Railroads are committed to good faith bargaining on all labor issues, including this one, and seek collaboration with their labor partners to chart the best path forward. Policymakers and the public must understand that running a safe and efficient railroad is in the best interest of railroad companies, rail employees, customers and the nation. Rather than be against something, lawmakers and industry together should be for something — namely, increasingly the safe and efficient movement of more goods and people.”
The rail industry is hardly alone in opposing crew size legislation.
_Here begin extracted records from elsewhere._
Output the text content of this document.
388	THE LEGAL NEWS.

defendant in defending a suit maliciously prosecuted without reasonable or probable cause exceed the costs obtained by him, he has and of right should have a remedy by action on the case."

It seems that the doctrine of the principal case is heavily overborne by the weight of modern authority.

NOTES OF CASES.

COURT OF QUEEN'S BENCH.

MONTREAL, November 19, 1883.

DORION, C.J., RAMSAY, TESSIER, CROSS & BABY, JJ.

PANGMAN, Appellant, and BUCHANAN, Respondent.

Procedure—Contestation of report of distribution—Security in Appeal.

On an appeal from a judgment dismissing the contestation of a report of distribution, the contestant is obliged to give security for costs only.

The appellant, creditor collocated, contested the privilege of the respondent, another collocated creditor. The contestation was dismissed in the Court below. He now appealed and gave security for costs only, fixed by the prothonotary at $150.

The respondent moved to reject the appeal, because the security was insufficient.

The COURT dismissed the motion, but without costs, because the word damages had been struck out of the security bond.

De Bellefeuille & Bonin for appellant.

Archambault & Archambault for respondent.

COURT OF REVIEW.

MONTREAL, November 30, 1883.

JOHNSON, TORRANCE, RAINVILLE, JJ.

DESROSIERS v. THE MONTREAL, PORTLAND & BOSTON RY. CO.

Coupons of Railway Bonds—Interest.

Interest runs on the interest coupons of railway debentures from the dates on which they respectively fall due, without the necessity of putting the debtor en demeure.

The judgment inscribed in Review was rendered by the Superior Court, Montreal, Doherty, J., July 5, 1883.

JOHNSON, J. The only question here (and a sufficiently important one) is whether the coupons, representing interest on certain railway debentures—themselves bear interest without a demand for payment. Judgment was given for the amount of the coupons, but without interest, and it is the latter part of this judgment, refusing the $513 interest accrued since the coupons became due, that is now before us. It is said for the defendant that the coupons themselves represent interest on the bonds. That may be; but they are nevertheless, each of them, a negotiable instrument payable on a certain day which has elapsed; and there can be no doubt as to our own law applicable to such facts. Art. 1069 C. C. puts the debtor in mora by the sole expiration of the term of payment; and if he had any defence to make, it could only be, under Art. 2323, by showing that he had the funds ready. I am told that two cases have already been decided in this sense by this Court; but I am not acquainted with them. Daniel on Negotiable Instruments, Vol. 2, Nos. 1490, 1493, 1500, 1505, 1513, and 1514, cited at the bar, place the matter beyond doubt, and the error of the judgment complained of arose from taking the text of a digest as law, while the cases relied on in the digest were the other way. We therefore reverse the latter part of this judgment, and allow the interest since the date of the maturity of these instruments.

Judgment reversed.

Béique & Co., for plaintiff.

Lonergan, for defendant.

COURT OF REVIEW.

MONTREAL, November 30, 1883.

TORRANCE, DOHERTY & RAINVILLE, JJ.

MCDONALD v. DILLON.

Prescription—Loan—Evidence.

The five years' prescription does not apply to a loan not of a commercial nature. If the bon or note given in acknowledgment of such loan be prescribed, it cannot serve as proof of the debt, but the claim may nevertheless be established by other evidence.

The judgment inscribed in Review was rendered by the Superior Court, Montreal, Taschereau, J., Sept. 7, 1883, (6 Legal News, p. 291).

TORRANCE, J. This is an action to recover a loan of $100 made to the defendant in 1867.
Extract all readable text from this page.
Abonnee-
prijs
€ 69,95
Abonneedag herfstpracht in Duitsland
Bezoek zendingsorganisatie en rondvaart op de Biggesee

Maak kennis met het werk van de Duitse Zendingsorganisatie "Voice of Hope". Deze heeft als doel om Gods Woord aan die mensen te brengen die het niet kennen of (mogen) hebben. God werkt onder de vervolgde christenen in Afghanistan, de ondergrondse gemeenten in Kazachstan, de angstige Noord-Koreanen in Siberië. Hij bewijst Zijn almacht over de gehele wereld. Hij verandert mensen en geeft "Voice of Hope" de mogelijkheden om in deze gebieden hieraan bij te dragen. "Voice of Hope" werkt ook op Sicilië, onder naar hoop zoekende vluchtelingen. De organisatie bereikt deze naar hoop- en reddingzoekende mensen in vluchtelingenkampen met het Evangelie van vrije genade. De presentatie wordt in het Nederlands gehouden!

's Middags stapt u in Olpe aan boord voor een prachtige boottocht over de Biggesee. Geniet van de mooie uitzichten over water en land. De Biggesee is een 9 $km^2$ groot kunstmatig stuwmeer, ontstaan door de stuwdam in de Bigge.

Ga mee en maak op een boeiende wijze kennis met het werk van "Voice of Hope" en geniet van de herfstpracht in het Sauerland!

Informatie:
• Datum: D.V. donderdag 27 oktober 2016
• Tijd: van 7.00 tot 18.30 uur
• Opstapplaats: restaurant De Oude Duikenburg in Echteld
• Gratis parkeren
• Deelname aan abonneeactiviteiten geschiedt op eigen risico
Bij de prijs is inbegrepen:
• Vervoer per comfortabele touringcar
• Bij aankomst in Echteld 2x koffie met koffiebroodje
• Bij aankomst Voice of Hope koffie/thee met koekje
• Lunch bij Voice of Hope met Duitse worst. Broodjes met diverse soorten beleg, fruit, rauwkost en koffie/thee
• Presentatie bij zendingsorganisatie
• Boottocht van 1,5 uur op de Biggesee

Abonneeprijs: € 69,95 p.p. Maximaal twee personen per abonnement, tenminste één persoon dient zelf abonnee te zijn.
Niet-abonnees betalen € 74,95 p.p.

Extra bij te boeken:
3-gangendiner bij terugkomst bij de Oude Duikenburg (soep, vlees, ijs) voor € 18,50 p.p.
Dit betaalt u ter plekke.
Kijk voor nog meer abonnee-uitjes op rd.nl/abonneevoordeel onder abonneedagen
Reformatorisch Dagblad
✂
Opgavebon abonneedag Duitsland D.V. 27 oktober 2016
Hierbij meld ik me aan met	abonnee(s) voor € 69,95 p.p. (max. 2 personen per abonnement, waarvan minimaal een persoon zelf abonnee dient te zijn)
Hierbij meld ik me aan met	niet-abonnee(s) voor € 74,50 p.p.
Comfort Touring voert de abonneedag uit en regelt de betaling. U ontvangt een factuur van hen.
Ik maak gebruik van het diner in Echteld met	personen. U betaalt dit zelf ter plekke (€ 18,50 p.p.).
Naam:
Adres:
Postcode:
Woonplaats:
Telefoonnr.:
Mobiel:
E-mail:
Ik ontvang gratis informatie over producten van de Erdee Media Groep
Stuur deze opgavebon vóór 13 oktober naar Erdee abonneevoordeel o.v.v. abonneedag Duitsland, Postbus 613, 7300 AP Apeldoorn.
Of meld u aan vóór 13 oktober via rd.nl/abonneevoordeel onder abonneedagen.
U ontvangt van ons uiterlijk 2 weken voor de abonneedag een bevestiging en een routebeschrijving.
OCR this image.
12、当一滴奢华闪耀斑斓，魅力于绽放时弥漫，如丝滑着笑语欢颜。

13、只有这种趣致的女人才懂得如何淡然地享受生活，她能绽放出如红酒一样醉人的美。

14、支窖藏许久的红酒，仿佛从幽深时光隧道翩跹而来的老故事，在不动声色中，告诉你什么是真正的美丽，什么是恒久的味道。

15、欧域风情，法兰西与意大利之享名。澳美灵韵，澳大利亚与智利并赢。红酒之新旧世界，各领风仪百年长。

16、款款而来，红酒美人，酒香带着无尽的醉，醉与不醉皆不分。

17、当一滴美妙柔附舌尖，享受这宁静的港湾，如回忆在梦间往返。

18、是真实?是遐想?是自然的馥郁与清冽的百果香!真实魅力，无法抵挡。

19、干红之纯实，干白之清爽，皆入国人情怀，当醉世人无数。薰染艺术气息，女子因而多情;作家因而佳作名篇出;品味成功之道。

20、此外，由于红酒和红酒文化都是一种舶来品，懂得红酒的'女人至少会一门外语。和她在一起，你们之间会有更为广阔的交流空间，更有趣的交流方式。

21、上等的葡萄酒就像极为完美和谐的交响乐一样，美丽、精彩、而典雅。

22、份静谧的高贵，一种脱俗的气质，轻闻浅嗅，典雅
For instance, a 2017 report from the Information Technology & Innovation Foundation noted:
“A primary motive for going to one-person lines is to reduce operating costs. But the automation needed to accomplish this could have the secondary effect of producing technologies that also improve safety. Looked at another way, companies have a continuous incentive to improve safety, but it may not be profitable to develop automation that increases safety unless companies are allowed to reduce other operating costs, including labor, as they become unnecessary.”
More recently, Progressive Policy Institute Senior Economic Policy Analyst Elliott Long argued:
“Regulation undoubtedly plays a crucial role in setting standards for consumer health and safety and ensuring fair markets. But regulations must provide industries with the certainty to invest finite resources and make sound business decisions — not set bad precedent for future compliance. PTC came at a substantial price to railroad companies, estimated at more than $10 billion.
These crew size mandates would exclude freight rail from the increased productivity of the digital age, even with the widespread anticipation of self-driving cars and semis. According to the Bureau of Labor Statistics, labor productivity for rail transportation has increased only 16 percent over the past decade, about the same as the sluggish rate across the broader U.S. economy. Encouraging freight rail to implement PTC would revive productivity growth and reduce the cost to bring products to market for the industries freight serves — energy, agriculture, and manufacturing to name a few.”
Instead of pursuing narrow dictates like crew size mandates, legislators should take a long look at the policy and consider more sensible, performance-based measures, rather than a command and control approach.